I realize now that to get a real sense of how imposing the ancient fortress must have been you need to see it from above, so I’ve included the photo (not mine) on the left. Incredible, isn’t it!
The view from Pidurangala
The next morning, we trek up to Pidurangala, a rock outcropping about one kilometre from Sigiriya. The marvellous view of Sigiriya from the peaceful summit of Pidurangala is the icing on the cake. With the exception of a tricky scramble at the top, the 30-minute hike is pleasant with a nice surprise near the midway point: a 12.5 m reclining Buddha.
I continue to contemplate how a fortress could have been built on such a difficult site more than 1500 years ago. Even with today’s modern engineering, it would be an enormous undertaking. Back at our guesthouse, there’s a poster depicting what construction might have looked like. It’s mind-boggling and makes our visit all the more impressive.

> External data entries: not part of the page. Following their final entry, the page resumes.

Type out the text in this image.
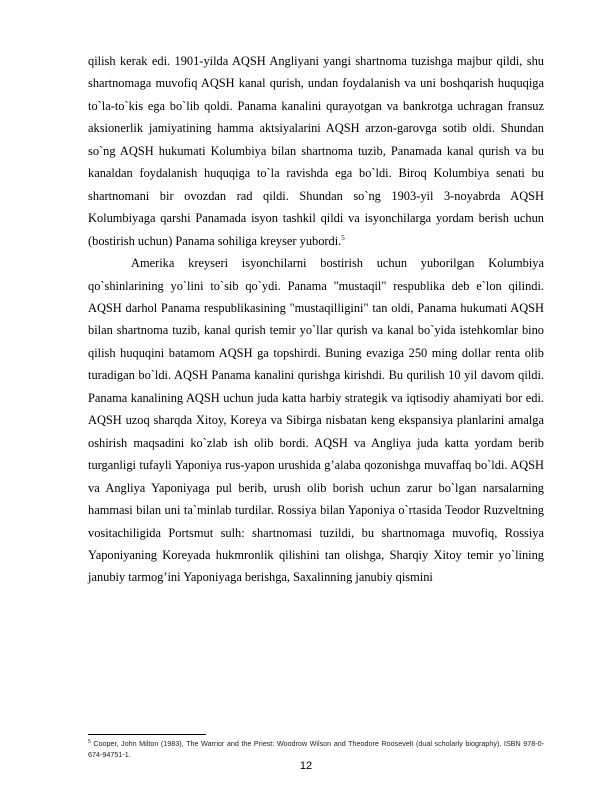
qilish kerak edi. 1901-yilda AQSH Angliyani yangi shartnoma tuzishga majbur qildi, shu shartnomaga muvofiq AQSH kanal qurish, undan foydalanish va uni boshqarish huquqiga to`la-to`kis ega bo`lib qoldi. Panama kanalini qurayotgan va bankrotga uchragan fransuz aksionerlik jamiyatining hamma aktsiyalarini AQSH arzon-garovga sotib oldi. Shundan so`ng AQSH hukumati Kolumbiya bilan shartnoma tuzib, Panamada kanal qurish va bu kanaldan foydalanish huquqiga to`la ravishda ega bo`ldi. Biroq Kolumbiya senati bu shartnomani bir ovozdan rad qildi. Shundan so`ng 1903-yil 3-noyabrda AQSH Kolumbiyaga qarshi Panamada isyon tashkil qildi va isyonchilarga yordam berish uchun (bostirish uchun) Panama sohiliga kreyser yubordi.$^5$

Amerika kreyseri isyonchilarni bostirish uchun yuborilgan Kolumbiya qo`shinlarining yo`lini to`sib qo`ydi. Panama "mustaqil" respublika deb e`lon qilindi. AQSH darhol Panama respublikasining "mustaqilligini" tan oldi, Panama hukumati AQSH bilan shartnoma tuzib, kanal qurish temir yo`llar qurish va kanal bo`yida istehkomlar bino qilish huquqini batamom AQSH ga topshirdi. Buning evaziga 250 ming dollar renta olib turadigan bo`ldi. AQSH Panama kanalini qurishga kirishdi. Bu qurilish 10 yil davom qildi. Panama kanalining AQSH uchun juda katta harbiy strategik va iqtisodiy ahamiyati bor edi. AQSH uzoq sharqda Xitoy, Koreya va Sibirga nisbatan keng ekspansiya planlarini amalga oshirish maqsadini ko`zlab ish olib bordi. AQSH va Angliya juda katta yordam berib turganligi tufayli Yaponiya rus-yapon urushida g’alaba qozonishga muvaffaq bo`ldi. AQSH va Angliya Yaponiyaga pul berib, urush olib borish uchun zarur bo`lgan narsalarning hammasi bilan uni ta`minlab turdilar. Rossiya bilan Yaponiya o`rtasida Teodor Ruzveltning vositachiligida Portsmut sulh: shartnomasi tuzildi, bu shartnomaga muvofiq, Rossiya Yaponiyaning Koreyada hukmronlik qilishini tan olishga, Sharqiy Xitoy temir yo`lining janubiy tarmog’ini Yaponiyaga berishga, Saxalinning janubiy qismini

$^5$ Cooper, John Milton (1983), The Warrior and the Priest: Woodrow Wilson and Theodore Roosevelt (dual scholarly biography), ISBN 978-0-674-94751-1.
12
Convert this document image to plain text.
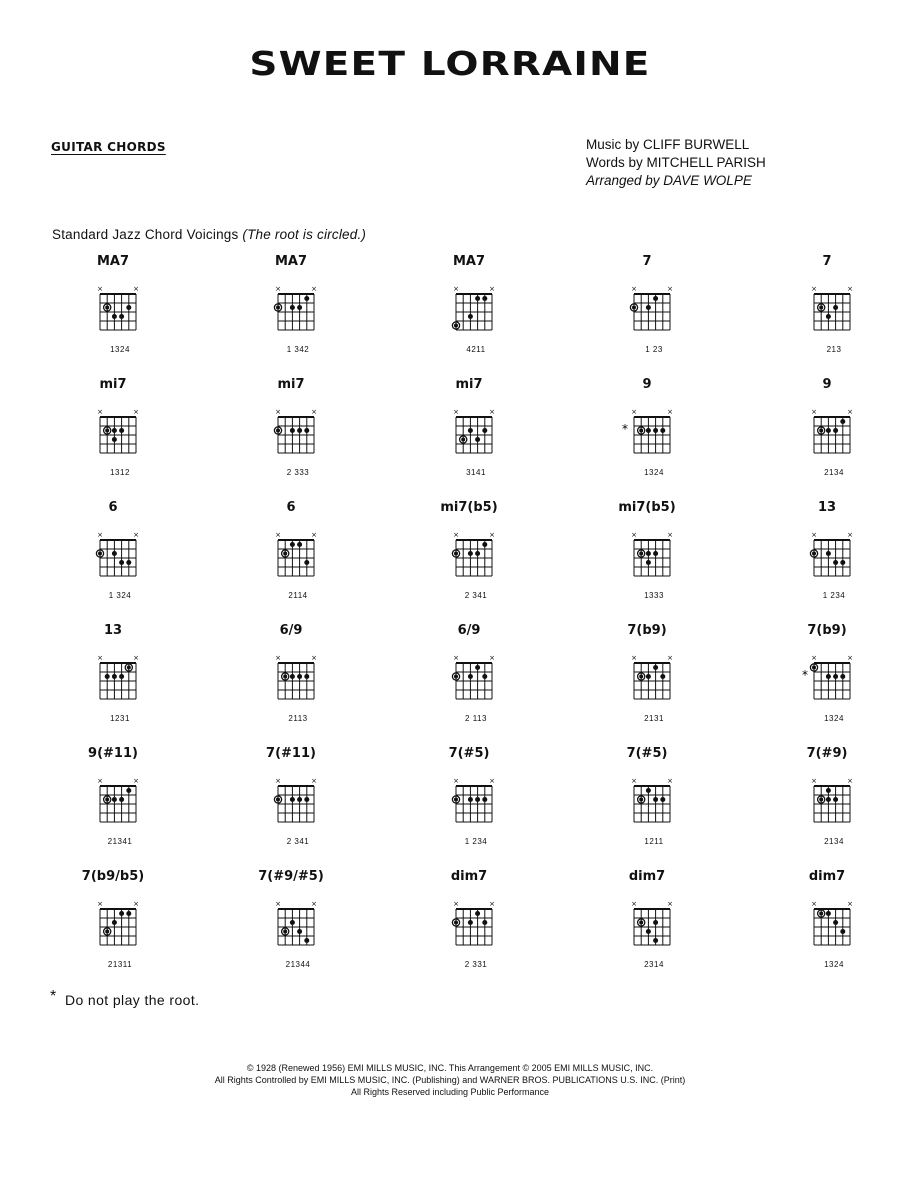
SWEET LORRAINE
GUITAR CHORDS	Music by CLIFF BURWELL
Words by MITCHELL PARISH
Arranged by DAVE WOLPE
Standard Jazz Chord Voicings (The root is circled.)
×	×
MA7
1324
×	×
MA7
1 342
×	×
MA7
4211
×	×
7
1 23
×	×
7
213
×	×
mi7
1312
×	×
mi7
2 333
×	×
mi7
3141
×	×
*
9
1324
×	×
9
2134
×	×
6
1 324
×	×
6
2114
×	×
mi7(b5)
2 341
×	×
mi7(b5)
1333
×	×
13
1 234
×	×
13
1231
×	×
6/9
2113
×	×
6/9
2 113
×	×
7(b9)
2131
×	×
*
7(b9)
1324
×	×
9(#11)
21341
×	×
7(#11)
2 341
×	×
7(#5)
1 234
×	×
7(#5)
1211
×	×
7(#9)
2134
×	×
7(b9/b5)
21311
×	×
7(#9/#5)
21344
×	×
dim7
2 331
×	×
dim7
2314
×	×
dim7
1324
* Do not play the root.
© 1928 (Renewed 1956) EMI MILLS MUSIC, INC. This Arrangement © 2005 EMI MILLS MUSIC, INC.
All Rights Controlled by EMI MILLS MUSIC, INC. (Publishing) and WARNER BROS. PUBLICATIONS U.S. INC. (Print)
All Rights Reserved including Public Performance
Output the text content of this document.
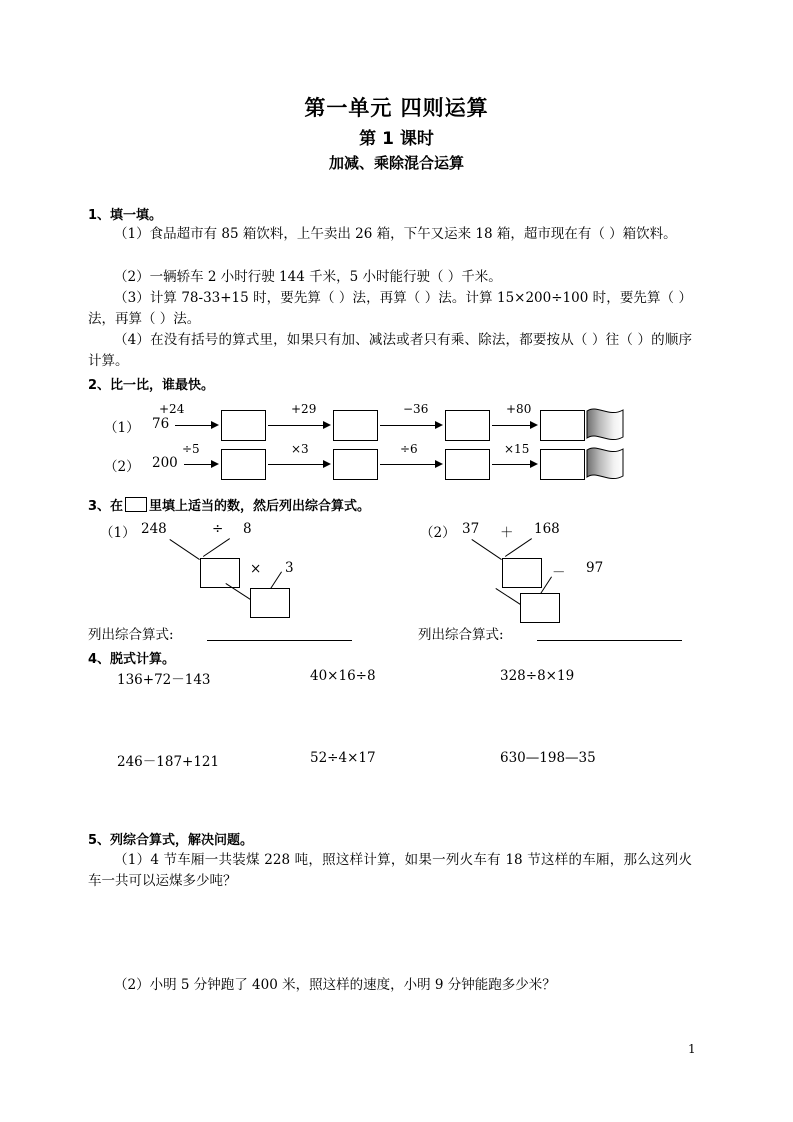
第一单元 四则运算
第 1 课时
加减、乘除混合运算
1、填一填。
（1）食品超市有 85 箱饮料，上午卖出 26 箱，下午又运来 18 箱，超市现在有（ ）箱饮料。
（2）一辆轿车 2 小时行驶 144 千米，5 小时能行驶（ ）千米。
（3）计算 78-33+15 时，要先算（ ）法，再算（ ）法。计算 15×200÷100 时，要先算（ ）法，再算（ ）法。
（4）在没有括号的算式里，如果只有加、减法或者只有乘、除法，都要按从（ ）往（ ）的顺序计算。
2、比一比，谁最快。
（1） 76
+24	+29	−36	+80
（2） 200
÷5	×3	÷6	×15
3、在 里填上适当的数，然后列出综合算式。
（1） 248	÷ 8
× 3
列出综合算式:
（2） 37 ＋ 168
－ 97
列出综合算式:
4、脱式计算。
136+72－143	40×16÷8	328÷8×19
246－187+121	52÷4×17	630—198—35
5、列综合算式，解决问题。
（1）4 节车厢一共装煤 228 吨，照这样计算，如果一列火车有 18 节这样的车厢，那么这列火车一共可以运煤多少吨？
（2）小明 5 分钟跑了 400 米，照这样的速度，小明 9 分钟能跑多少米？
1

Sigiriya, Pidurangala or both?
This is a common question. If you have the time, energy, budget and interest then definitely visit both. We’re happy we did. Sigiriya is amazing but very expensive ($30 U.S. admission) and it’s busy. If ruins aren’t your thing or you prefer just getting a marvellous view of Sigiriya without the crowds, then Pidurangala (about $3) is a great option.
Where to stay in Sigiriya
I need to give a shout out to Harini Villa. This affordable, comfortable, spotlessly clean guesthouse is run by a lovely family who helped us arrange several excursions in the area. Breakfasts were great and the curry dinner was one of the best we had in Sri Lanka. It’s only about a 20 minute walk (hot walk!) to the Sigiriya entrance, but tuk tuks are readily available.